I could ask for username at the end as a loose kind of confirmation, and then hide the column in the spreadsheet, but I rather like having an anonymous survey. Especially since I plan to make the next one non-RPN specific and then throw it on Reddit.
 
Personally, I'm an "Action Adventure" type, because I feel Action and Adventure are settings which can be sprinkled with the others and are easier to drive forward. But that's personal opinion, not fact.


I'm male, and about (this is inaccurate as it is an estimation) 66% of my characters are male. The reason for this is that - as an RPer and writer - I've observed it's easier for me to write a character I relate to on some level. I'm not the type to shy away from a challenge, but the less the character resembles me, the more trouble I have getting into the right mindset to write them since I'm a bit of a "method writer" (and so my posting rate suffers, which may piss off other RPers and I want to avoid when possible). If they don't think like me or act like me, they need to at least resemble me to a degree (being male is usually the simplest way in which I get them to do that) for there to be a certain ease in RPing them. I usually try to keep characters in the 2-5 steps from Alex zone (i.e.: They are distinct from me in at least 2-5 ways, minor or major, in appearance, personality, and ideals, for a total of 6-15 differences.)


So if I ever play:


A smaller than average, pudgy, dark-skinned, non-cis female with long, light, curly hair either younger than 14 or older than 40, with a fondness for brightly colored or otherwise light clothing who's extroverted and outdoorsy with an inferiority complex, is an anti-smoker and drinker with a very organized mindset, strong ideas on what is right and wrong (as opposed to pragmatic), is opinionated and bigoted, has a fondness for small children and animals, a tendency for over sharing, is coy (as opposed to flirtatious), enjoys consistency in her day to day life, smiles easily but doesn't enjoy dark or otherwise "tasteless" humor, has some degree of hyperactivity and is attracted to rugged, burly men. Befriends and trusts people easily and implicitly. Doesn't enjoy reading, writing, videogames or horror movies but loves playing pool, basketball and going out clubbing, has a fear of crows, lightning, snakes and/or graveyards, dislikes "violent" sports, is very narrow-minded in terms of "relationship norms", is fervently religious (like a good Christian should be), a third-wave feminist (read: feminist extremist, I don't actually have anything against "sane" feminism), and bares dreams of- Well, "baring" many children in the future... Oh, and dismisses people for being outside the norm or otherwise disagreeing with her...

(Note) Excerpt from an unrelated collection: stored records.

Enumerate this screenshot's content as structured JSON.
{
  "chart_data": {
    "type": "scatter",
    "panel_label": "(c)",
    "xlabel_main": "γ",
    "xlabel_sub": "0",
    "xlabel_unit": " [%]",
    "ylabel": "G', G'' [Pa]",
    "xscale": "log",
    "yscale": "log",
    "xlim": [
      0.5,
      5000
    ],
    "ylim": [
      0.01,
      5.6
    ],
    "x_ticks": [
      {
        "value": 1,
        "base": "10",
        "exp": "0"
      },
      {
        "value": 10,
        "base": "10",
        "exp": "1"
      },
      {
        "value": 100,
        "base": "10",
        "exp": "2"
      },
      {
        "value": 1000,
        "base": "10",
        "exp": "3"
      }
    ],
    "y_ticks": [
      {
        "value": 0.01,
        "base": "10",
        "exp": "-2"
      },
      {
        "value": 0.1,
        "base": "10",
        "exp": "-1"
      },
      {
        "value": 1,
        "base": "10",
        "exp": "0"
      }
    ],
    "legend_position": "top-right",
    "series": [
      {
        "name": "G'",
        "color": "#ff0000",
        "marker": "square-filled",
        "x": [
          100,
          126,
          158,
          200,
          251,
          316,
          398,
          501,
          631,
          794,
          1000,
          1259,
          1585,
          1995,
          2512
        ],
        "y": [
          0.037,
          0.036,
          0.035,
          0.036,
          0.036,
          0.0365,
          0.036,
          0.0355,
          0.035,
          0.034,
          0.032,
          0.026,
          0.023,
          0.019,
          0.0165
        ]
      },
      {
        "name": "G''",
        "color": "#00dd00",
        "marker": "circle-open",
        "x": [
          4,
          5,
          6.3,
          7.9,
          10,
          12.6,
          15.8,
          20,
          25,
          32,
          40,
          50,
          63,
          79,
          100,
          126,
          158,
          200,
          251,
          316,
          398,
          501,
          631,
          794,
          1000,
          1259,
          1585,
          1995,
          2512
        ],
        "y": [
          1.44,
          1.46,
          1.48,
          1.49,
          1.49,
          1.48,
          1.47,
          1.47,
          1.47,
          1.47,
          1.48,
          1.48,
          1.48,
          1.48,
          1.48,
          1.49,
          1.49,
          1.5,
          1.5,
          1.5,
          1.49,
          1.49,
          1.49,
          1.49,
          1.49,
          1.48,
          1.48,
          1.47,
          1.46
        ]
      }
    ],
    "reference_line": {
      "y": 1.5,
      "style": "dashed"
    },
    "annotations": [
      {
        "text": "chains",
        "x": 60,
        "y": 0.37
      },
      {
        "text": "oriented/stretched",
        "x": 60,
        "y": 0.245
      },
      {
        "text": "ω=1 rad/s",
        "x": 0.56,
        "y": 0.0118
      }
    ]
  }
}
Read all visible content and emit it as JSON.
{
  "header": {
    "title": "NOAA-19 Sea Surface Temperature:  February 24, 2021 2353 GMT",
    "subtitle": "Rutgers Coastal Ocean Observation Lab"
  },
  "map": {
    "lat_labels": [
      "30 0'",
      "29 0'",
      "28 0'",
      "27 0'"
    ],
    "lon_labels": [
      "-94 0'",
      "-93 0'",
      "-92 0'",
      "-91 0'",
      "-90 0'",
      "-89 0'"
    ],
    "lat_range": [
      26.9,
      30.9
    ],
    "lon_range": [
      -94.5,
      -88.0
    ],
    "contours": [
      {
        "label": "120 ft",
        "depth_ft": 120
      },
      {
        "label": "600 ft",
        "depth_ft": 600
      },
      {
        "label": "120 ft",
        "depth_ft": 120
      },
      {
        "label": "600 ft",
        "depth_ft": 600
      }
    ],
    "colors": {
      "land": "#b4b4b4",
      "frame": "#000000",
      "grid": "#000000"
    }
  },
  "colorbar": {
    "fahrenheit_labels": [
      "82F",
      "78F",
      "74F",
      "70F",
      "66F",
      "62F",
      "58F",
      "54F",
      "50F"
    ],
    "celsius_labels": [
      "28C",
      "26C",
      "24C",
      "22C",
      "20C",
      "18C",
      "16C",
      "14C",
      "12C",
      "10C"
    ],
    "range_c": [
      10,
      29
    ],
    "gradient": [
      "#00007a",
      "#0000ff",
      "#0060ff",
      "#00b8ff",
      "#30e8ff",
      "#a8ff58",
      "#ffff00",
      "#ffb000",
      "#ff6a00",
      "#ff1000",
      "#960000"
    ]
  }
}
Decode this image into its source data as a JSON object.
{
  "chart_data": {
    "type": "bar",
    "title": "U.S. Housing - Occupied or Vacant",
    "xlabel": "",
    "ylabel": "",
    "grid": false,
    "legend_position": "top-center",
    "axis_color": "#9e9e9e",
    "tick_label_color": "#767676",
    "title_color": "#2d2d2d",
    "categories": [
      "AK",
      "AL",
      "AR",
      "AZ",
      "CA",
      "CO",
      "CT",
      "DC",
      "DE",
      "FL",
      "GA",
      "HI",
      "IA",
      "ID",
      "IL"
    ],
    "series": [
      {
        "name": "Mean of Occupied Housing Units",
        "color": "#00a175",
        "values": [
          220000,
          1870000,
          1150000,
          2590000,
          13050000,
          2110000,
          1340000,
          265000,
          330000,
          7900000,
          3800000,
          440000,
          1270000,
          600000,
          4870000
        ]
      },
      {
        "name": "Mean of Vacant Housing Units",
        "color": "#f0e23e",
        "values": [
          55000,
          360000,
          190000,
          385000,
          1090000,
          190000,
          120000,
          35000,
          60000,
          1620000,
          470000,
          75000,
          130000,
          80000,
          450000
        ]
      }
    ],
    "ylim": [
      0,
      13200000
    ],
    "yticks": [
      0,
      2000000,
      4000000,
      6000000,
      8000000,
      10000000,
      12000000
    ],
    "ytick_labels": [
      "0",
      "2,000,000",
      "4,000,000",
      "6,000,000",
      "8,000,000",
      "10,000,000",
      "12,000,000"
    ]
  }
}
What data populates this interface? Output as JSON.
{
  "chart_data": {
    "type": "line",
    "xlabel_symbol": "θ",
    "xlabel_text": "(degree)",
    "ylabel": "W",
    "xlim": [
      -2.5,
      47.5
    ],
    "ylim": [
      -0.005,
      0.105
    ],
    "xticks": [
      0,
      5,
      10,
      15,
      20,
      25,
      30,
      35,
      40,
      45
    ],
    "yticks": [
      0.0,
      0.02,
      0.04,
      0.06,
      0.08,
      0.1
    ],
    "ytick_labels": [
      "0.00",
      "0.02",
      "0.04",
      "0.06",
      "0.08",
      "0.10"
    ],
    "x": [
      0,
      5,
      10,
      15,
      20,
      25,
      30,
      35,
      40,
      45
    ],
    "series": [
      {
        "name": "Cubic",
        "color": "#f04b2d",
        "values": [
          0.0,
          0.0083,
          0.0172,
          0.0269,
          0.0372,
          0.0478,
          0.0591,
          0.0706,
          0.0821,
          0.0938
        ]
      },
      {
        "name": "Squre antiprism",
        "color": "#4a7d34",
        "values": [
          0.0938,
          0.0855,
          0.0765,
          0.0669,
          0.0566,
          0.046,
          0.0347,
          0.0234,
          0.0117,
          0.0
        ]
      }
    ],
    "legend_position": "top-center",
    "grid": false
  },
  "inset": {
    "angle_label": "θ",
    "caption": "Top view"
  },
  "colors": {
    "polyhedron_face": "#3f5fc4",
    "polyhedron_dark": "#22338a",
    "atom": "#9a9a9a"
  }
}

Odds are: A) I'm off my meds. B) Someone needs to take away my scotch C) I'm really testing the boundaries of what I refer to as my "character comfort zone".


Either way, I apologize in advance for my lack of activity in whatever RP I attempt this in as chances are, posting for that character will be really difficult for me. ._.'


EDIT: For those curious, the character depicted above differs from my personality, appearance and personal views in 38 different ways, making it more than double the number of differences I am typically used to.